An intent is what an interface is about and so when a constraint is declared on a generic method, or a normal method, the expansion of the constraint at implementation is what reveals the design of the intent. In this instance, it is a constraint that says all implementing classes must be of type 
IEquipment (
where E : IEquipment) and should have a parameterless constructor - , new().

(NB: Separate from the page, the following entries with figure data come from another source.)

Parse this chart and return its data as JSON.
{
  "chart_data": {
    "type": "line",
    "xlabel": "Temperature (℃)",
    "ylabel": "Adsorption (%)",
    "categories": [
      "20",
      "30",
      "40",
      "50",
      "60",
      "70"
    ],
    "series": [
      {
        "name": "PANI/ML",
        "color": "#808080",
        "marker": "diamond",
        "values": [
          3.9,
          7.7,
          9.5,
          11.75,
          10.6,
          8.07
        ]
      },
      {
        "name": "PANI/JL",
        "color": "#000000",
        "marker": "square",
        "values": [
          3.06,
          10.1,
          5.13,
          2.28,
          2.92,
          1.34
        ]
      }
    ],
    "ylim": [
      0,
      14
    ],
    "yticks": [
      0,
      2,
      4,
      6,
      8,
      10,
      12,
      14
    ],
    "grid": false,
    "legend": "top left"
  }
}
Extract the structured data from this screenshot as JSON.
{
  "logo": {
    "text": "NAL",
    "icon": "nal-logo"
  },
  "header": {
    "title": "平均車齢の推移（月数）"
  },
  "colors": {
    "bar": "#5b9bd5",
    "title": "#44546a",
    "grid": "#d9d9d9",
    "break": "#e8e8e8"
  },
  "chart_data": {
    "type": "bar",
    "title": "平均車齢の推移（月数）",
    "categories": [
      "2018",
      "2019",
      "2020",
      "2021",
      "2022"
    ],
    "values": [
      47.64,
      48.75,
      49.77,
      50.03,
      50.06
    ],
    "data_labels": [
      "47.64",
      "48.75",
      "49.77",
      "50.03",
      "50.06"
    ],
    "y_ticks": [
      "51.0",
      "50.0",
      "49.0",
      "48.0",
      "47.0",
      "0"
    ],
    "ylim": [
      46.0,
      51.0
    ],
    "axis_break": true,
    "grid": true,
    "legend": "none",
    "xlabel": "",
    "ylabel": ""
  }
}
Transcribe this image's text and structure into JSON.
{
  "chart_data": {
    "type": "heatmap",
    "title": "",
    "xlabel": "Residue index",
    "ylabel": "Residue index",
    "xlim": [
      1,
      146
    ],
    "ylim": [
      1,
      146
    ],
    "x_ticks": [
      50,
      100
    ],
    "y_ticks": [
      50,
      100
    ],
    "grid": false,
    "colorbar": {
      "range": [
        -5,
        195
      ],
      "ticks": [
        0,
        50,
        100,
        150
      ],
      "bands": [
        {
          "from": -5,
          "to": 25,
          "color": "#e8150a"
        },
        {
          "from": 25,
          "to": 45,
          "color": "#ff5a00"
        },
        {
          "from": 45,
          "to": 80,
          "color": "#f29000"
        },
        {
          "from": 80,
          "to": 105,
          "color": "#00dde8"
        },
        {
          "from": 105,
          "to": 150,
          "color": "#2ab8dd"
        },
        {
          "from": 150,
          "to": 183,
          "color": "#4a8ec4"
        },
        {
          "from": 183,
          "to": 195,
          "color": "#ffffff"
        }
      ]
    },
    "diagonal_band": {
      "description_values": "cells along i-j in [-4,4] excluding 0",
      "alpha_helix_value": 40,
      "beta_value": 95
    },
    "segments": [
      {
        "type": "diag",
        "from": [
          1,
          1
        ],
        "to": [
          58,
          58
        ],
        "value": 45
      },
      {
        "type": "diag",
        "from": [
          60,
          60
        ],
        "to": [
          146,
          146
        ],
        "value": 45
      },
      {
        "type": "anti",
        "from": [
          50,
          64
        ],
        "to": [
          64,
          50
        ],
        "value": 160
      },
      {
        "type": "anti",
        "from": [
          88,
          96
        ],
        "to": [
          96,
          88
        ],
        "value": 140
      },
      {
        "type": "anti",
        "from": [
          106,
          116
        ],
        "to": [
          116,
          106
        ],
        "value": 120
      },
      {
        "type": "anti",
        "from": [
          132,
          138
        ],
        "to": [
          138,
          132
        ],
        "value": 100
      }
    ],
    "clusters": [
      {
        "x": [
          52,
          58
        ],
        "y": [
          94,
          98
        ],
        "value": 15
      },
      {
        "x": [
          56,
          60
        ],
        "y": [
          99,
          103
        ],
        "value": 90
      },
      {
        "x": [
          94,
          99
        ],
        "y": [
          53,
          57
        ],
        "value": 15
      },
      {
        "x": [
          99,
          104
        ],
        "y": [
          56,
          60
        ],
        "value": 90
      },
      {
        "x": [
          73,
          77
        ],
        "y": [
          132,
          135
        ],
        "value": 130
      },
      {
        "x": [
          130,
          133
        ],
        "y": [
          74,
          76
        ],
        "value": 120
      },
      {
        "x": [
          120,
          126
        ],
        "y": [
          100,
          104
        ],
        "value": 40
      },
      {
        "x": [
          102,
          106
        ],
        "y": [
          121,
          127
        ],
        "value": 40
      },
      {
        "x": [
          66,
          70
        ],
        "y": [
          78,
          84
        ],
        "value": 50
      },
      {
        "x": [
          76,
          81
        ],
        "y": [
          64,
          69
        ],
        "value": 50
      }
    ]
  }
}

So, what does it mean as a design when the interface IEquipmentDataProvider declares it like so,

public interface IEquipmentDataProvider
{
  IEquipment GetEquipment<E>(string Path) where E : IEquipment, new(); 
} 


public interface IEquipment{

}
public interface IEquipmentDataProvider:IEquipment
{
  IEquipment GetEquipment<E>(string Path) where E : IEquipment, new();
}
public class Equipment:IEquipment{
public Equipment(){

}
public IEquipment GetEquipment<E>(string Path){
Equipment eqp=new Equipment();
IEquipment ieq=(IEquipment) eqp;
return ieq;
}

public class EquipmentDataProvider:IEquipmentDataProvider{
public EquipmentDataProvider(){

}
public IEquipment GetEquipment<E>(string Path){
EquipmentDataProvider eqp=new EquipmentDataProvider();
IEquipmentDataProvider iedp = (IEquipmentDataProvider) eqp;
return iedp;
}
public static void Main(){
IEquipmentDataProvider da=(IEquipmentDataProvider)new EquipmentDataProvider();
IEquipment eq = (IEquipment)da.GetEquipment<Equipment>("somepath");
System.Console.WriteLine(eq);
}
}

For the above code, the compiler rejects the interface implementation because E cannot be expanded into a type conforming to the constraints because a type of IEquipment does not exist with a parameterless constructor and a corresponding GetEquipment method. ie., had the IEquipment interface declared the GetEquipment method in it instead of the IEquipmentDataProvider, the error would have been for IEquipment because the implementing class, Equipment, too, has not implemented the method as an interface method!!


It can be quite vexing if one does not know C# well, which has a feature where a method can be explicitly defined so that the interface implementation conforms to what the compiler expects.

This means that you simply qualify the method with the interface name prefixed, like so:

public IEquipment IEquipmentDataProvider.GetEquipment(string Path){

}

But since it is an explicit method definition, the compiler throws an error that the public modifier cannot be applied on it!


Because it is typed specifically as an interface method! Cool, isn't it!?

Modify the signature of the method and the complete code is as below:

public interface IEquipment{

}

public interface IEquipmentDataProvider:IEquipment
{
  IEquipment GetEquipment<E>(string Path) where E : IEquipment, new();
}
public class Equipment:IEquipment{
public Equipment(){}
public IEquipment GetEquipment<E>(string Path){
Equipment eqp=new Equipment();
IEquipment ieq=(IEquipment) eqp;
return ieq;

}
public class EquipmentDataProvider:IEquipmentDataProvider{
public EquipmentDataProvider(){}
IEquipment IEquipmentDataProvider.GetEquipment<E>(string Path){
EquipmentDataProvider eqp=new EquipmentDataProvider();
IEquipmentDataProvider iedp = (IEquipmentDataProvider) eqp;
return iedp;
}
public static void Main(){
IEquipmentDataProvider da=(IEquipmentDataProvider)new EquipmentDataProvider();
IEquipment eq = (IEquipment)da.GetEquipment<Equipment>("somepath");
System.Console.WriteLine(eq);
}
}

and, the output, even though the method returns an IEquipment type is actually an EquipmentDataProvider type!!



Happy C#-ing and generic interfacing, whatever may be the constraints!